Obwohl Schmiergelder und saudische Petrodollars ein ernst zu nehmendes Hindernis für kritische westliche Studien zum Islam darstellen, sind diese allerdings keinesfalls für alle Probleme verantwortlich. Einige Akademiker sind durchaus so von antiwestlicher Ideologie durchdrungen, dass sie sich auch umsonst glücklich schätzen, den Westen schlecht zu machen und dem Islam zu applaudieren.

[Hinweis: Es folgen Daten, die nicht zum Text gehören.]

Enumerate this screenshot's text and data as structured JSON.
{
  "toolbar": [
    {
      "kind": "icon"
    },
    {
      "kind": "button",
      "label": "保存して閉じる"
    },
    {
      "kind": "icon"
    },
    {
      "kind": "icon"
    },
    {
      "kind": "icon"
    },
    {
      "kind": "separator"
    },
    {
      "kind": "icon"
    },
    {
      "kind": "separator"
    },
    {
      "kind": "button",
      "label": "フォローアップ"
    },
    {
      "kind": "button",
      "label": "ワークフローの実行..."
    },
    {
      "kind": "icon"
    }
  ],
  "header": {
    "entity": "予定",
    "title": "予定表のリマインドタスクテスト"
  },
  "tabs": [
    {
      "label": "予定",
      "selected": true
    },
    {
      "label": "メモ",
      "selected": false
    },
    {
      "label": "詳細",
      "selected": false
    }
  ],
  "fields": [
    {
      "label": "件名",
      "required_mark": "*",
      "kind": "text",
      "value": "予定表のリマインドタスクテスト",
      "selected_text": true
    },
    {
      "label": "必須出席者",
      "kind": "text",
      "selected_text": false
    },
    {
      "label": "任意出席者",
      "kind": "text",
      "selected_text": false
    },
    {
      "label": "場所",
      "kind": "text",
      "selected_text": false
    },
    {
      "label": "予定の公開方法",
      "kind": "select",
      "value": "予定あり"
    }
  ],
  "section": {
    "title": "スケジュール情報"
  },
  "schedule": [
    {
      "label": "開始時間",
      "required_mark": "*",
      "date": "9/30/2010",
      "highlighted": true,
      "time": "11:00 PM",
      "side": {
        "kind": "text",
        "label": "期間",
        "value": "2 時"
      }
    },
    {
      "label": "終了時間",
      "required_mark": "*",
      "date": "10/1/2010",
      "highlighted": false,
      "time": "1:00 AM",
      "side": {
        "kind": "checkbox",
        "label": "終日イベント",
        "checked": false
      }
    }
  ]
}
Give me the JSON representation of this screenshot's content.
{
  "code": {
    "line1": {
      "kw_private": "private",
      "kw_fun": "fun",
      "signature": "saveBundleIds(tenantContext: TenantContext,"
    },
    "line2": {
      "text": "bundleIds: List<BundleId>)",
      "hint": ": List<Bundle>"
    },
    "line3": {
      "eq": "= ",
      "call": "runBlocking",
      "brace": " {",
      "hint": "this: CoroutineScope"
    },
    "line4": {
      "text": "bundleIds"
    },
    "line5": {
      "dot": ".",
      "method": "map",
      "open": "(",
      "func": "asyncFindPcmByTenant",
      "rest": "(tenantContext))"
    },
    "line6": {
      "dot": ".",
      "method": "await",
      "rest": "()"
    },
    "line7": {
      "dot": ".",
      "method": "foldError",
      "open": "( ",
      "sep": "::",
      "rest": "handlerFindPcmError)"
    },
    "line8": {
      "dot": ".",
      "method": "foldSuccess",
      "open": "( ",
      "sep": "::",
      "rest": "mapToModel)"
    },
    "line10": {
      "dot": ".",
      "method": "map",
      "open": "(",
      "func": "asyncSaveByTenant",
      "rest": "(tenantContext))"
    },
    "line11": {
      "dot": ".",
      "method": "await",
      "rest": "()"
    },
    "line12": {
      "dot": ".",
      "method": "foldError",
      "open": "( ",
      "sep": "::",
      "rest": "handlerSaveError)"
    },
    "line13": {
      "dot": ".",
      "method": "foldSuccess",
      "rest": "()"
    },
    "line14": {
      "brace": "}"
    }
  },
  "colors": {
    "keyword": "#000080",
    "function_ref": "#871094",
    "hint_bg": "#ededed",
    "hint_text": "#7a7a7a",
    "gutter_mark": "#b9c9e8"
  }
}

Nur wenige Werke haben mehr dazu beigetragen, die kritische Debatte über den Islam während der letzten Generation in westlichen höheren Bildungseinrichtungen zu korrumpieren als das 1979 erschienene Buch Orientalism von Edward Said. Es brachte eine wahre Armee von Saidisten hervor oder auch Intellektuellen Drittewelt-Terrorismus, wie Ibn Warraq es bezeichnet. Nach Ibn Warraq "lehrte das letztere Werk [Orientalism] eine ganze Generation von Arabern die Kunst des Selbstmitleids - 'wenn nur die verdammten Imperialisten, Rassisten und Zionisten nicht wären, dann fänden wir wieder zu alter Größe zurück' - ermutigte die islamisch-fundamentalistische Generation der 80er Jahre und brachte jegliche Kritik am Islam zum Schweigen."

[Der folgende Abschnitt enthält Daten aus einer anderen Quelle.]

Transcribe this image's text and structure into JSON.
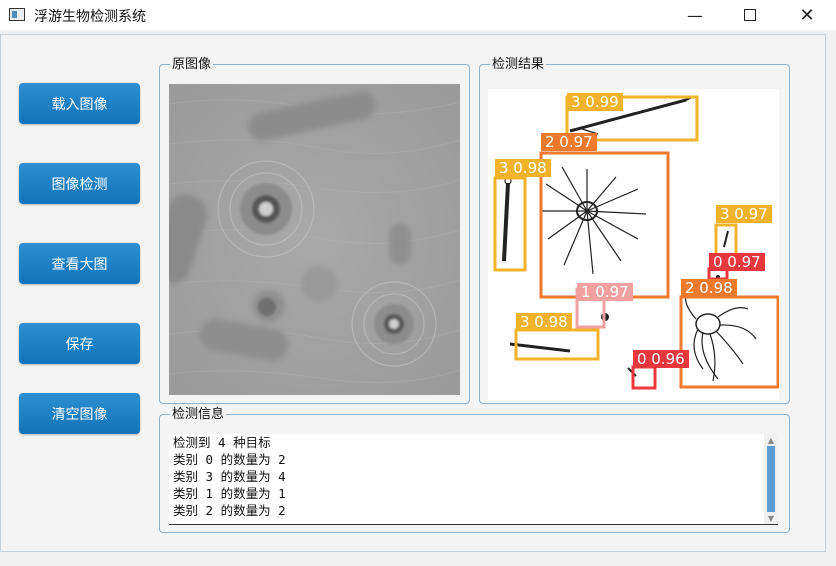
{
  "window": {
    "title": "浮游生物检测系统",
    "minimize_icon": "minimize-icon",
    "maximize_icon": "maximize-icon",
    "close_icon": "close-icon"
  },
  "buttons": {
    "load": "载入图像",
    "detect": "图像检测",
    "view_large": "查看大图",
    "save": "保存",
    "clear": "清空图像"
  },
  "panels": {
    "original_title": "原图像",
    "result_title": "检测结果",
    "info_title": "检测信息"
  },
  "detections": [
    {
      "label": "3 0.99",
      "color": "#f2b32a"
    },
    {
      "label": "2 0.97",
      "color": "#ef7a2e"
    },
    {
      "label": "3 0.98",
      "color": "#f2b32a"
    },
    {
      "label": "3 0.97",
      "color": "#f2b32a"
    },
    {
      "label": "0 0.97",
      "color": "#e8383d"
    },
    {
      "label": "2 0.98",
      "color": "#ef7a2e"
    },
    {
      "label": "1 0.97",
      "color": "#f2a0a0"
    },
    {
      "label": "3 0.98",
      "color": "#f2b32a"
    },
    {
      "label": "0 0.96",
      "color": "#e8383d"
    }
  ],
  "info": {
    "lines": [
      "检测到 4 种目标",
      "类别 0 的数量为 2",
      "类别 3 的数量为 4",
      "类别 1 的数量为 1",
      "类别 2 的数量为 2"
    ]
  },
  "colors": {
    "button": "#1a7dc4",
    "group_border": "#8fb2cf",
    "scroll_thumb": "#5b9bd5"
  }
}
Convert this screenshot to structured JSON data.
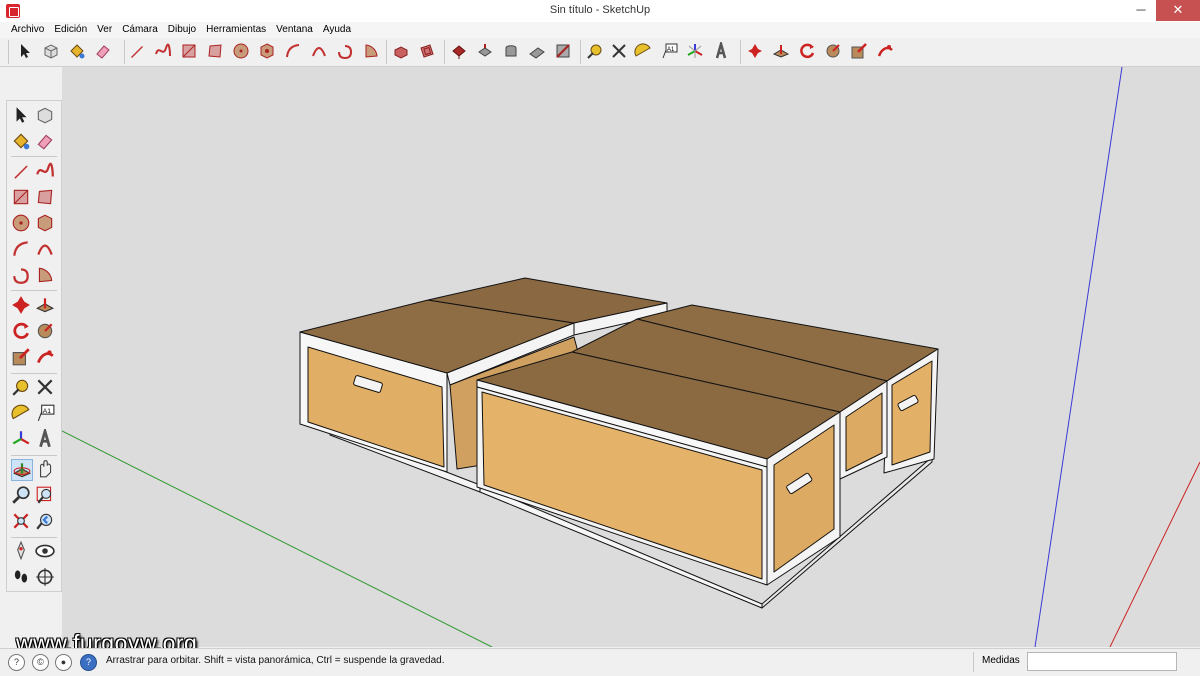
{
  "window": {
    "title": "Sin título - SketchUp",
    "minimize": "─",
    "maximize": "□",
    "close": "✕"
  },
  "menu": [
    "Archivo",
    "Edición",
    "Ver",
    "Cámara",
    "Dibujo",
    "Herramientas",
    "Ventana",
    "Ayuda"
  ],
  "toolbar_icons": [
    "select-icon",
    "component-icon",
    "paint-bucket-icon",
    "eraser-icon",
    "pencil-line-icon",
    "freehand-icon",
    "rectangle-icon",
    "rotated-rectangle-icon",
    "circle-icon",
    "polygon-icon",
    "arc-icon",
    "two-point-arc-icon",
    "three-point-arc-icon",
    "pie-icon",
    "push-pull-icon",
    "offset-icon",
    "move-icon",
    "follow-me-icon",
    "rotate-icon",
    "scale-icon",
    "intersect-icon",
    "tape-measure-icon",
    "dimension-icon",
    "protractor-icon",
    "text-icon",
    "axes-icon",
    "3d-text-icon",
    "orbit-icon",
    "pan-icon",
    "zoom-icon",
    "zoom-window-icon",
    "zoom-extents-icon",
    "walk-icon"
  ],
  "left_icons": [
    "select-icon",
    "component-icon",
    "paint-bucket-icon",
    "eraser-icon",
    "line-icon",
    "freehand-icon",
    "rectangle-icon",
    "rotated-rectangle-icon",
    "circle-icon",
    "polygon-icon",
    "arc-icon",
    "two-point-arc-icon",
    "three-point-arc-icon",
    "pie-icon",
    "move-icon",
    "push-pull-icon",
    "rotate-icon",
    "follow-me-icon",
    "scale-icon",
    "offset-icon",
    "tape-measure-icon",
    "dimension-icon",
    "protractor-icon",
    "text-icon",
    "axes-icon",
    "3d-text-icon",
    "orbit-icon",
    "pan-icon",
    "zoom-icon",
    "zoom-window-icon",
    "zoom-extents-icon",
    "previous-view-icon",
    "position-camera-icon",
    "look-around-icon",
    "walk-icon",
    "section-plane-icon"
  ],
  "statusbar": {
    "hint": "Arrastrar para orbitar. Shift = vista panorámica, Ctrl = suspende la gravedad.",
    "measure_label": "Medidas",
    "measure_value": ""
  },
  "watermark": "www.furgovw.org",
  "colors": {
    "viewport_bg": "#dcdcdc",
    "wood_top": "#8c6b43",
    "wood_side": "#e3b067",
    "frame_white": "#f7f7f7",
    "axis_green": "#2e9a2e",
    "axis_blue": "#3a3ad6",
    "axis_red": "#cc2222"
  }
}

"Der aggressive Ton in Orientalism ist das, was ich "intellektuellen Terrorismus" nenne, da er nicht versucht, mit Argumenten oder historischen Analysen zu überzeugen, sondern dadurch, dass er Anklagen des Rassismus, Imperialismus, Eurozentrismus gegenüber jedem versprüht", der widersprechen könnte. "Einer seiner bevorzugten Taktiken ist es, den Orient als Daueropfer von westlichem Imperialismus, westlicher Vorherrschaft und Aggression darzustellen. Der Orient wird niemals als Agierender gesehen, niemals als Handelnder mit freiem Willen, eigenen Plänen oder Ideen."

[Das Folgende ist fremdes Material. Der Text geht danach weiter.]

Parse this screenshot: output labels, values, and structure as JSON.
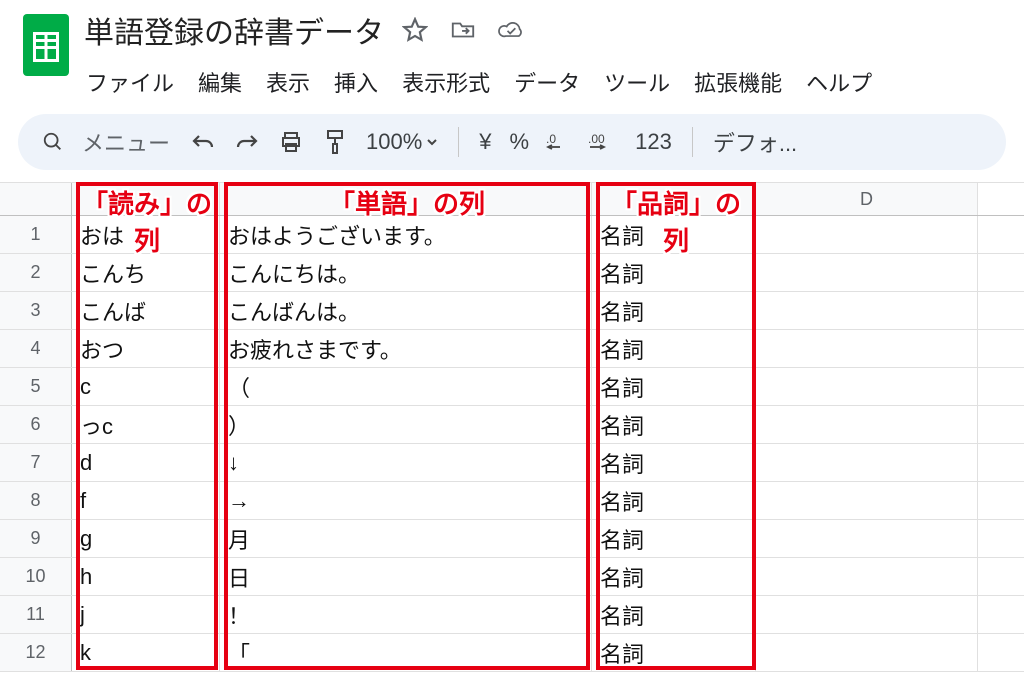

Ibn Warraq kritisiert Said auch dafür, dass er die Tradition kritischen Denkens im Westen nicht anerkennt. Wäre er ein bisschen tiefer in die griechische Zivilisation und Geschichte eingetaucht, hätte er sich die Mühe gemacht, Herodots große Geschichtsschreibung zu lesen, dann hätte Said "zwei Eigenheiten erkannt, die auch zutiefst charakteristisch für die westliche Zivilisation sind und deren Erkenntnis Said Schmerzen bereitet und die er sich nicht zu erkennen erlaubt: Das Streben nach Wissen um seiner selbst Willen. ... Das griechische Wort historia, aus dem sich unser Begriff "historisch" ableitet, bedeutet "Forschung" oder "Recherche" und Herodot glaubte, dass sein Werk das Ergebnis von Forschung war: Was er gesehen, gehört und gelesen hatte, aber auch was durch Recherche ergänzt und verifiziert wurde."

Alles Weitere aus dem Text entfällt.